Bagi umat Islam sendiri, kebangkitan itu adalah kebutuhan. Umat ingin keluar dari keterpurukan kolonialisme, kemiskinan, dan keterbelakangan ilmu pengetahuan. Untuk itu, para pemikir Muslim berusaha menawarkan berbagai corak pemikiran, mulai dari yang sangat ketat memegang tradisi hingga yang membuka diri sepenuhnya pada modernitas.
Al-Qur’an sendiri mendorong umat Islam untuk terus berpikir kritis. Sebagaimana Allah berfirman, “Dialah yang mengeluarkan orang-orang kafir di antara ahli kitab dari kampung-kampung mereka pada saat pengusiran yang pertama. Kamu tidak menyangka, bahwa mereka akan keluar dan merekapun yakin, bahwa benteng-benteng mereka dapat mempertahankan mereka dari (siksa) Allah; maka Allah mendatangkan kepada mereka (hukuman) dari arah yang tidak mereka sangka-sangka. Dan Allah melemparkan ketakutan dalam hati mereka; mereka memusnahkan rumah-rumah mereka dengan tangan mereka sendiri dan tangan orang-orang mukmin. Maka ambillah (kejadian itu) untuk menjadi pelajaran, hai orang-orang yang mempunyai wawasan.” (Q.S. Al-Hasyr: 2).
Ayat ini mengingatkan bahwa sejarah dan perubahan zaman bukanlah sesuatu yang boleh diabaikan, melainkan harus dipelajari untuk menjadi bahan refleksi. Karena itu, tidak mengherankan jika lahir berbagai model pemikiran dalam Islam kontemporer.
Lima Model Pemikiran Islam Kontemporer
Setidaknya, ada lima model pemikiran Islam kontemporer, yaitu fundamentalis, tradisionalis, reformis, postradisionalis, dan modernis. Masing-masing memiliki ciri khas, kelebihan, sekaligus kelemahan.

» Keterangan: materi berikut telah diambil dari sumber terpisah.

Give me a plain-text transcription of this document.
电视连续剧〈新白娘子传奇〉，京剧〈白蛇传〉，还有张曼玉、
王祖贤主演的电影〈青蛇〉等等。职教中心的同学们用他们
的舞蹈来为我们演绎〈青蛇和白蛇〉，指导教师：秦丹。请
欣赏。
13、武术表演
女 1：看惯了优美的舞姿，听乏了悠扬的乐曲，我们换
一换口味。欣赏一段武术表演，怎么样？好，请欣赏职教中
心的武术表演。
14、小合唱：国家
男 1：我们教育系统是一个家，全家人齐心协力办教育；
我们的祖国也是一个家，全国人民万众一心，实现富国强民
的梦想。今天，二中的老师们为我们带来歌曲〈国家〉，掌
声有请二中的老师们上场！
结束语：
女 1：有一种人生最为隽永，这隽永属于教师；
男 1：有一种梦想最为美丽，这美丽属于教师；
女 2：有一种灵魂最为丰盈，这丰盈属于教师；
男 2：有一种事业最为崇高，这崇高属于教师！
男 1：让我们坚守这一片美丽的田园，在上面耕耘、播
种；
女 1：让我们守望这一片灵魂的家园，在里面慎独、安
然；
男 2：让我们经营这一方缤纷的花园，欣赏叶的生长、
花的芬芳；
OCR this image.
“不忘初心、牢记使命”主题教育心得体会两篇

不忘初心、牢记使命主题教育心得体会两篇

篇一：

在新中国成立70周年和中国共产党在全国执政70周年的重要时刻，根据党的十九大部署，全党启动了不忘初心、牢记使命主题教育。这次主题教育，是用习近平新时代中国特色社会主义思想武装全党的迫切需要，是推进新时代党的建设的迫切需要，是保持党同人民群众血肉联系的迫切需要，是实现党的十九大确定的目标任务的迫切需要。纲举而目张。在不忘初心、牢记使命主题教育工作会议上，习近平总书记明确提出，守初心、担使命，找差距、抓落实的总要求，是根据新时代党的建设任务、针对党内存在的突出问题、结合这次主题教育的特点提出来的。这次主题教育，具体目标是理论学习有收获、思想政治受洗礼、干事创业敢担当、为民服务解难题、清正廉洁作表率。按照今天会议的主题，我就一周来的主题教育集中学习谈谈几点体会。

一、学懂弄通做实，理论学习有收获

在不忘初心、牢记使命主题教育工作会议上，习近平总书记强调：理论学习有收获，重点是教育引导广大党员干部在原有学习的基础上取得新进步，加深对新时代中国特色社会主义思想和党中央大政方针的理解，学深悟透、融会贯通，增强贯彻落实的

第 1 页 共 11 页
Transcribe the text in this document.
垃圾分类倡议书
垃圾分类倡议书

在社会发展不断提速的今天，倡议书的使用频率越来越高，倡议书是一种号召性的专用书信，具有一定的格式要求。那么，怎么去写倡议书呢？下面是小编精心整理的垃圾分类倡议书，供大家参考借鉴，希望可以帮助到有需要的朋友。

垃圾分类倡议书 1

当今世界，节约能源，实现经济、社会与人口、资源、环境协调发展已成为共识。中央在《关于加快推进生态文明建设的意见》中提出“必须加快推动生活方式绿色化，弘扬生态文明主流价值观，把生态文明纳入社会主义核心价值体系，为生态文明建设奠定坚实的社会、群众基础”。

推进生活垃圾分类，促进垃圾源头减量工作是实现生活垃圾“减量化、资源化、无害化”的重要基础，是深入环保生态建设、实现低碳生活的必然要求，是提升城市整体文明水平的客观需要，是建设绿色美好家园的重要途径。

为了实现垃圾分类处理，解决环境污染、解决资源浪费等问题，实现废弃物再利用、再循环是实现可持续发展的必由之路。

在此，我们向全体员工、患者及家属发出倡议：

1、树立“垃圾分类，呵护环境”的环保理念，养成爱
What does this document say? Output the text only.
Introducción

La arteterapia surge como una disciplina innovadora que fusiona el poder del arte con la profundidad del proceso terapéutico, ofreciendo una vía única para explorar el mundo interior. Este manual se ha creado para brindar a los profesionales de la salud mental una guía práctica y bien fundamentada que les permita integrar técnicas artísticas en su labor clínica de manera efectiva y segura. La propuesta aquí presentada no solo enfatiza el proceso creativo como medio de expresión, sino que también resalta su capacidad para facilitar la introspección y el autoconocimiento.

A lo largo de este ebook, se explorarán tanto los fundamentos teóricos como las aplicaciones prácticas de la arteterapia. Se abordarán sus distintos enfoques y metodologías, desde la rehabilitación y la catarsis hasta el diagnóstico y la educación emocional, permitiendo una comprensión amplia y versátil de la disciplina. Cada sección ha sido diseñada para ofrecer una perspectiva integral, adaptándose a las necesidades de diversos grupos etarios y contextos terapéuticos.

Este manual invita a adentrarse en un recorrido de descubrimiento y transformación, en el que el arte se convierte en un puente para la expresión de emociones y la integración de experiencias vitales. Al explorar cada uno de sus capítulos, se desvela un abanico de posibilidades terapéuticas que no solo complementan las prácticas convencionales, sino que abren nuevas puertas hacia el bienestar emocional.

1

1. Fundamentalis: Kembali ke Sumber Asli
Kaum fundamentalis menekankan bahwa untuk mewujudkan kebangkitan Islam hanya bisa dengan kembali sepenuhnya pada al-Qur’an dan Sunnah. Bagi mereka, Islam sudah sempurna dan mencakup seluruh aspek kehidupan, sehingga tidak perlu mengambil teori dari luar.
Gerakan ini sering menyerukan kembali pada ajaran Nabi dan Khulafaur Rasyidin. Semangatnya adalah purifikasi (pemurnian), membersihkan ajaran Islam dari pengaruh budaya luar yang dianggap tidak Islami.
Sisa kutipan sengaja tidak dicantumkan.